It is sometimes said that the application of these principles is unfair to complainants in sexual assault cases, that judges are improperly dubious of the testimony of complainants, and that the system is tilted in favour of the accused. In my opinion, those critics fail to understand the purpose of a sexual assault trial, which is to determine whether or not a criminal offence has been committed. It is essential that the rights of the complainant be respected in that process and that decisions not be based on outmoded or stereotypical ideas about how victims of assault will or will not behave. However, the focus of a criminal trial is not the vindication of the complainant. The focus must always be on whether or not the alleged offence has been proven beyond a reasonable doubt. In many cases, the only evidence implicating a person accused of sexual assault will be the testimony of the complainant. There will usually be no other eye-witnesses. There will often be no physical or other corroborative evidence. For that reason, a judge is frequently required to scrutinize the testimony of a complainant to determine whether, based on that evidence alone, the guilt of an accused has been proven beyond a reasonable doubt. That is a heavy burden, and one that is hard to discharge on the word of one person. However, the presumption of innocence, placing the burden of proof on the Crown, and the reasonable doubt standard are necessary protections to avoid wrongful convictions. While this may mean that sometimes a guilty person will be acquitted, that is the unavoidable consequence of ensuring that innocent people are never convicted.

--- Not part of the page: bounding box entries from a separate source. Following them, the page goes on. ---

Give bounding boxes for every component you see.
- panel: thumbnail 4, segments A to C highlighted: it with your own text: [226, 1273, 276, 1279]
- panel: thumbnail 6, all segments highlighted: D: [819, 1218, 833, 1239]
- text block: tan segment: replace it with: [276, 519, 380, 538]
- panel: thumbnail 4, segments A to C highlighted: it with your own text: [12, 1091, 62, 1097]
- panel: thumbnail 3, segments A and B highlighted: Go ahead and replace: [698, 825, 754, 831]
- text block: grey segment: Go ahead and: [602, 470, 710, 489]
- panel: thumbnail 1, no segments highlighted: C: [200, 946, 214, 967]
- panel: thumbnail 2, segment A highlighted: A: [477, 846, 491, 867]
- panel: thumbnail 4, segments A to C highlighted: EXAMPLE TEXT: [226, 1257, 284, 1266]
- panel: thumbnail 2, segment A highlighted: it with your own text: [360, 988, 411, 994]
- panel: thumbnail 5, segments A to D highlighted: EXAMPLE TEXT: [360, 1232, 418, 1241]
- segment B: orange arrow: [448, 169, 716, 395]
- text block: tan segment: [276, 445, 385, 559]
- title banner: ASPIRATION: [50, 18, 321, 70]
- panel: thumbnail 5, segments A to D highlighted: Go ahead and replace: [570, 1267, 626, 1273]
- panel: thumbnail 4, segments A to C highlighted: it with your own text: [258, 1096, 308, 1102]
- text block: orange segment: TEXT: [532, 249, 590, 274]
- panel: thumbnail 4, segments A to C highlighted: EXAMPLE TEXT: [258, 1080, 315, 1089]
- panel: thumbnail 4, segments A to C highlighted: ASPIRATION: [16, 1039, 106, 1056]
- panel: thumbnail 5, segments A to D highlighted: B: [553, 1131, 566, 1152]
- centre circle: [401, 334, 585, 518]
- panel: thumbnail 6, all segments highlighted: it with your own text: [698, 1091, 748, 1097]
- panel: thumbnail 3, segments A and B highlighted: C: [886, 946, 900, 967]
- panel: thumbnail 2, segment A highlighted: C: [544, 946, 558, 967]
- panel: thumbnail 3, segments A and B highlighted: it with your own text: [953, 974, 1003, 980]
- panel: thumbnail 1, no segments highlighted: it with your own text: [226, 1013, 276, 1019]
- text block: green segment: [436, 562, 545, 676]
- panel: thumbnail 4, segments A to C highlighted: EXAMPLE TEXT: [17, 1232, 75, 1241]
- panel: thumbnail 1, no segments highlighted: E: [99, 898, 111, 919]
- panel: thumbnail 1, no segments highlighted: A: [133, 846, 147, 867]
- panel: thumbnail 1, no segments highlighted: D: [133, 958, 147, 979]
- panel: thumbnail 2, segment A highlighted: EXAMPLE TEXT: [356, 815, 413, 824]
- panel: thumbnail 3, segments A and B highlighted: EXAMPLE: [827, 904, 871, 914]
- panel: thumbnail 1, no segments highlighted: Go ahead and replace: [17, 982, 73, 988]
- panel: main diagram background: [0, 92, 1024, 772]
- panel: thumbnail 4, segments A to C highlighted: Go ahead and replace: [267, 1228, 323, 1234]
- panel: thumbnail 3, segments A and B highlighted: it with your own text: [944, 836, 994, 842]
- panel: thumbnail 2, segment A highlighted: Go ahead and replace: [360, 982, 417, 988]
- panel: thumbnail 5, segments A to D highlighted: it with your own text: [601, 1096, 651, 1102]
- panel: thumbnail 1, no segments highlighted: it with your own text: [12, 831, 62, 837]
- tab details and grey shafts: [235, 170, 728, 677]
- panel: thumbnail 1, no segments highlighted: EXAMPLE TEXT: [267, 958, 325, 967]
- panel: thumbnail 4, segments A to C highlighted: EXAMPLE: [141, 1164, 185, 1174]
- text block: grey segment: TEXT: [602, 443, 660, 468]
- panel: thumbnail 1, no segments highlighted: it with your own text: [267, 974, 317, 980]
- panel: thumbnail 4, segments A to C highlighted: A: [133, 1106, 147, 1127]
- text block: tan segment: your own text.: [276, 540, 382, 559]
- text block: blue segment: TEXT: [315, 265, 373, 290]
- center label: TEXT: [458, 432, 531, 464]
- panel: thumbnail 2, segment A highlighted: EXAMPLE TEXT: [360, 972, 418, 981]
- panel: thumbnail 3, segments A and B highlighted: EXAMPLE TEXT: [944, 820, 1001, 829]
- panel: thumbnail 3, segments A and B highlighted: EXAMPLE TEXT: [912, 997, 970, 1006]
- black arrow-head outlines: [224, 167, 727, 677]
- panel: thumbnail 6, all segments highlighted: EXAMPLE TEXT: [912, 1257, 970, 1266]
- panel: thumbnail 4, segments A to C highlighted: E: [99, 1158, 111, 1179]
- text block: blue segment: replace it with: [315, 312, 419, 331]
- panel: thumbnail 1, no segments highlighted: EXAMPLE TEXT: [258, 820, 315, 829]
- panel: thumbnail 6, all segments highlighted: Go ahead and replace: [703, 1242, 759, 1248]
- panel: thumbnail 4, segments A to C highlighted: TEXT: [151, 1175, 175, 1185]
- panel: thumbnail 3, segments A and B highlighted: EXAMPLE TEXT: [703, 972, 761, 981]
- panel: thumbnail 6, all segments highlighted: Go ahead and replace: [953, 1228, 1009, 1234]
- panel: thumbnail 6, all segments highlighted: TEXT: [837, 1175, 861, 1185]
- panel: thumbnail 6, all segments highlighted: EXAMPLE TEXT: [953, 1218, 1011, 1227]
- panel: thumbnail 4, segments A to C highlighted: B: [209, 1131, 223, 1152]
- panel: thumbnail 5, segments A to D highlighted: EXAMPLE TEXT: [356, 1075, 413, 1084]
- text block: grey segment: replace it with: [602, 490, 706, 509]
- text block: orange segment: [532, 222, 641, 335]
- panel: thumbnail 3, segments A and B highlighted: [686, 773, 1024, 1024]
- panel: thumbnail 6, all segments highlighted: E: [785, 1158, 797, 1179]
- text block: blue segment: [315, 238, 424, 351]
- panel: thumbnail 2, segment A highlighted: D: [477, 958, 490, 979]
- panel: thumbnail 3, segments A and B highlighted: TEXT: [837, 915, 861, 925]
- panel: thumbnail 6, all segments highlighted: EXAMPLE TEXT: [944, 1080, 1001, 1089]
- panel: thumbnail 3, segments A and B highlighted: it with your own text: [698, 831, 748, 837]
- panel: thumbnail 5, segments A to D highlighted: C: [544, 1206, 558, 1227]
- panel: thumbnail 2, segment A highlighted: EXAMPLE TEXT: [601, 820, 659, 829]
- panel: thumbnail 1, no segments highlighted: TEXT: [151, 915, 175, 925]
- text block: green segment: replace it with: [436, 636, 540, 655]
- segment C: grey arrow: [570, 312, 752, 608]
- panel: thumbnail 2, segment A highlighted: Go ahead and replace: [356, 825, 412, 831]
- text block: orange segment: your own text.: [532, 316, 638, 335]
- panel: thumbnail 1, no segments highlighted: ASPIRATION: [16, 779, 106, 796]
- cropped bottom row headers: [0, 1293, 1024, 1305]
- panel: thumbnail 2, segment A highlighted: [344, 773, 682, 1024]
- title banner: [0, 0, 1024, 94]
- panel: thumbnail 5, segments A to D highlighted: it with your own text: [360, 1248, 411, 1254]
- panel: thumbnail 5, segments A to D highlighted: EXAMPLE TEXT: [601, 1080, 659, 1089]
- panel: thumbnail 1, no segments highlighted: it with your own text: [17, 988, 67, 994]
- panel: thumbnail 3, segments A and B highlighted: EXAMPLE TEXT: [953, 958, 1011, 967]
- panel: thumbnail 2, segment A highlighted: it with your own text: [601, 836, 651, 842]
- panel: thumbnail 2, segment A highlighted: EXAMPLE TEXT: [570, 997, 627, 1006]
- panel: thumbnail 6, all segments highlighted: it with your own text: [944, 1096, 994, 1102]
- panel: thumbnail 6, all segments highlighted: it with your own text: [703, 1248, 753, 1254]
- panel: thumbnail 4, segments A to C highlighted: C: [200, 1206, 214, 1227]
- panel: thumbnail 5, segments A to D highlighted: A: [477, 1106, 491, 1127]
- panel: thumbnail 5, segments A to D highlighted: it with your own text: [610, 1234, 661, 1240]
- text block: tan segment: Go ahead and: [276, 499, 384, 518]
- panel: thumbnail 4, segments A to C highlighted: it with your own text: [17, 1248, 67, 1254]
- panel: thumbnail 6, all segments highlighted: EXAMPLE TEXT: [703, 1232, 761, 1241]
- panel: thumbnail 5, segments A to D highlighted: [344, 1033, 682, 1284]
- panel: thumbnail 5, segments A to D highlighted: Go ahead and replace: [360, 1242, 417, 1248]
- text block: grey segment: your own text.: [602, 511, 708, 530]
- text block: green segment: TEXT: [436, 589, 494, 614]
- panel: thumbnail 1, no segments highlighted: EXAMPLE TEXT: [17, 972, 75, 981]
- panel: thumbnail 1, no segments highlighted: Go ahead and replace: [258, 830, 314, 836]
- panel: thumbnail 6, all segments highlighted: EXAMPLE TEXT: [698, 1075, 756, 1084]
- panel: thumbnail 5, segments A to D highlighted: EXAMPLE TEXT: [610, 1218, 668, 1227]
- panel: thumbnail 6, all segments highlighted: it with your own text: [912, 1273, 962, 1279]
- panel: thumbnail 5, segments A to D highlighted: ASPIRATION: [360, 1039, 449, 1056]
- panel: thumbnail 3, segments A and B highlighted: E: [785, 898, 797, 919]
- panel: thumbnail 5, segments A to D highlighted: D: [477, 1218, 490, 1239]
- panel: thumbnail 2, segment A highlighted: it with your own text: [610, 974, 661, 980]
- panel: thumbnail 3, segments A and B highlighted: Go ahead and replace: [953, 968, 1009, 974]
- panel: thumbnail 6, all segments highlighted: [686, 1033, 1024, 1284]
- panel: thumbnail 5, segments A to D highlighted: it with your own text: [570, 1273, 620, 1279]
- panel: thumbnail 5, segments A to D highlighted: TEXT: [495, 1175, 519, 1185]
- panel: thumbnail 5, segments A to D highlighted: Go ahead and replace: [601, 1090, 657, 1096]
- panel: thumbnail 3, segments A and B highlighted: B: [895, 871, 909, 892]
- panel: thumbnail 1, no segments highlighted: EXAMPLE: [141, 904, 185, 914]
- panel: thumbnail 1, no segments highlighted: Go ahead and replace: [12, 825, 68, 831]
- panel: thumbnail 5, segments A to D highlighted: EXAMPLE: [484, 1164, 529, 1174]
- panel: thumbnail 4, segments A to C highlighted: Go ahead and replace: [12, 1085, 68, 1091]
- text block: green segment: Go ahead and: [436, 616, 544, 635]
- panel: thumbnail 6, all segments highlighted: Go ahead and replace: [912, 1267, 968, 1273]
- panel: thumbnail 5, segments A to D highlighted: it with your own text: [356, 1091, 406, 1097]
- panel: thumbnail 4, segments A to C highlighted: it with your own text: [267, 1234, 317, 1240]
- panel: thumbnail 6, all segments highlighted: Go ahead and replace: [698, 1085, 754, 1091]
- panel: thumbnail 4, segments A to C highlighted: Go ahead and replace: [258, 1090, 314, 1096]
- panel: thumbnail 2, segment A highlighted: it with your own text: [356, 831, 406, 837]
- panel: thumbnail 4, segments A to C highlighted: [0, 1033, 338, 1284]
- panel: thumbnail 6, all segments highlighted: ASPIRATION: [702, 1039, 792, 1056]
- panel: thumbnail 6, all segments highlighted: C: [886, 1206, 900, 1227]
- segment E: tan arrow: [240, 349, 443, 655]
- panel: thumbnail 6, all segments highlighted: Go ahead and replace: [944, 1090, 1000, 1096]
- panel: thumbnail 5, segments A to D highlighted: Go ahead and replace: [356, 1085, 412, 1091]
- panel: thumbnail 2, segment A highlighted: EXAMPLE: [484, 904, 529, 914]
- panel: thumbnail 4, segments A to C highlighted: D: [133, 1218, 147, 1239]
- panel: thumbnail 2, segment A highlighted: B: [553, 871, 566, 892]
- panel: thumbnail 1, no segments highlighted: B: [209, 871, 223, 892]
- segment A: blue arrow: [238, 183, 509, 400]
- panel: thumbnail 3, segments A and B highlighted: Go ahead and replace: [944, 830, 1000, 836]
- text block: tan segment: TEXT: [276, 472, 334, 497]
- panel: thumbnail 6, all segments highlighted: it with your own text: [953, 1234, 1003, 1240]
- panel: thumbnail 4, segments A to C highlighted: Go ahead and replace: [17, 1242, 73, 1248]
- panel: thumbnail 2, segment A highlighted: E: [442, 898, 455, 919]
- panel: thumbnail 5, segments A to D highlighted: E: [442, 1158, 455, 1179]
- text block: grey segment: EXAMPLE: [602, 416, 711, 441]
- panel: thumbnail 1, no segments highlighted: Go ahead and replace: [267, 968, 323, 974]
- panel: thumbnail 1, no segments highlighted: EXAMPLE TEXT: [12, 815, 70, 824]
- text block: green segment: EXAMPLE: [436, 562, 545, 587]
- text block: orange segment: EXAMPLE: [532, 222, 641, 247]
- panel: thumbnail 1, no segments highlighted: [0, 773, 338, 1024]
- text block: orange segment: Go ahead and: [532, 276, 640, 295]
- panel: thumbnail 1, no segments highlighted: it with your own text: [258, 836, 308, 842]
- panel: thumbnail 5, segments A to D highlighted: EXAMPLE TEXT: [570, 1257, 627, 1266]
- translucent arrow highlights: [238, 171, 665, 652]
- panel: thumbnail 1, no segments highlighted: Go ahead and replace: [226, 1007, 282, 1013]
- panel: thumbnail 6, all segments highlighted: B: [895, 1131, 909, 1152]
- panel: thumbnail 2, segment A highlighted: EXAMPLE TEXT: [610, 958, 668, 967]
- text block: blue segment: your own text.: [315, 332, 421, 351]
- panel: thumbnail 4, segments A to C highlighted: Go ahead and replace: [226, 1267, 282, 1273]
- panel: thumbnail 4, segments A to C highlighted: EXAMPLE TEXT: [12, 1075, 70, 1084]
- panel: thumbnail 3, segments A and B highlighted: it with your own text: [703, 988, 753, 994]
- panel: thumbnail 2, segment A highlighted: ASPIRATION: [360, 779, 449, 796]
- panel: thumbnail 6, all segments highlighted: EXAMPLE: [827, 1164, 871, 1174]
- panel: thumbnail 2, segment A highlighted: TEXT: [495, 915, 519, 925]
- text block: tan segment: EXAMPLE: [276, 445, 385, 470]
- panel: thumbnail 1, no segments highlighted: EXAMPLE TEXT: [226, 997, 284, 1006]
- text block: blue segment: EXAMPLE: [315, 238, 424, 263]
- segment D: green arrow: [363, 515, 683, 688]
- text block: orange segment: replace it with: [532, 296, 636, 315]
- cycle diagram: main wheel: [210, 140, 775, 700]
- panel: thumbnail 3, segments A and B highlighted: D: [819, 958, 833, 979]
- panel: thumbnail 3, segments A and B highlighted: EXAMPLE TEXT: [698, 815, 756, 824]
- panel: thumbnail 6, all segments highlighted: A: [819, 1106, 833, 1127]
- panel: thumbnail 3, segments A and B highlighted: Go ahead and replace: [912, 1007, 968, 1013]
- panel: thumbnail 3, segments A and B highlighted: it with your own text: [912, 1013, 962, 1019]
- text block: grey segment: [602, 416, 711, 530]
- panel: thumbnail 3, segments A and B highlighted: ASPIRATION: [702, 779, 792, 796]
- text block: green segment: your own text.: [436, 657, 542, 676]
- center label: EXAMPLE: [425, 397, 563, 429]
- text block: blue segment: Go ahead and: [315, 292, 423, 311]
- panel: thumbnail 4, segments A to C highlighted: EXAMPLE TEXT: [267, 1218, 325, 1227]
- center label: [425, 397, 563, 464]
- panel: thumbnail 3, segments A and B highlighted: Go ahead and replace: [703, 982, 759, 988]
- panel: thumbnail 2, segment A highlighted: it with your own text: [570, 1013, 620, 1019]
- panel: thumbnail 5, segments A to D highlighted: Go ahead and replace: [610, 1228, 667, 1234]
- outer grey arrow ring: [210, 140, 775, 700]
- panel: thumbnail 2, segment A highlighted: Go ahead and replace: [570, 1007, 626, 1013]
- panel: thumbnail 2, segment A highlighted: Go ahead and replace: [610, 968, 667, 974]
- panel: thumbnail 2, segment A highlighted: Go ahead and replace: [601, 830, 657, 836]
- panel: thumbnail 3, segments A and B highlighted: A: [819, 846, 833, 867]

Although the slogan “Believe the victim” has become popularized of late, it has no place in a criminal trial. To approach a trial with the assumption that the complainant is telling the truth is the equivalent of imposing a presumption of guilt on the person accused of sexual assault and then placing a burden on him to prove his innocence. That is antithetical to the fundamental principles of justice enshrined in our constitution and the values underlying our free and democratic society.
[273] Of course, I agree completely with Justice Malloy.
[274] I am convicting CH not because I believe child witnesses like AH should be believed, as a matter of course. I am convicting him because I believe the Crown has discharged the heavy burden that Justice Malloy spoke of. I am convicting him because I disbelieve him, I am not left in doubt by his evidence and I believe AH’s evidence is credible, reliable and compelling. I am convicting him because I am sure that CH committed the offences for which he is charged in the manner I have set out above.
Summary of Findings
[275] For these reasons, I find the accused guilty of the sexual offences with which he is charged. Counsel may make further submissions to me with respect to the effect of R. v. Kienapple.
[276] It being admitted that at the time of the commission of the sexual offences, the accused was bound by a Probation Order, a statutory term of which was to keep the peace and be of good behaviour, I also find the accused guilty of this offence.
Released: May 9, 2024 Signed: Justice J.R. Richardson
[1] I infer from Detective Trader’s introduction to the videotaped statement that “Micheline” is Micheline Tremblay, a worker for Family and Children’s Services of Renfrew County.
[2] Later, during CH’s evidence, he indicated that they had a PS4, not an X-box. PS4 and X-box are therefore used interchangeably in this judgment, to describe the same device.
[3] Paw Patrol is an animated television show for children. It is available on YouTube.
[4] Shot of the Yeagers is a “reality” channel chronicalling the life of a family of eight from Utah.
[5] The friend’s name also begins with A. For ease of use, I will simply refer to him as “Friend”.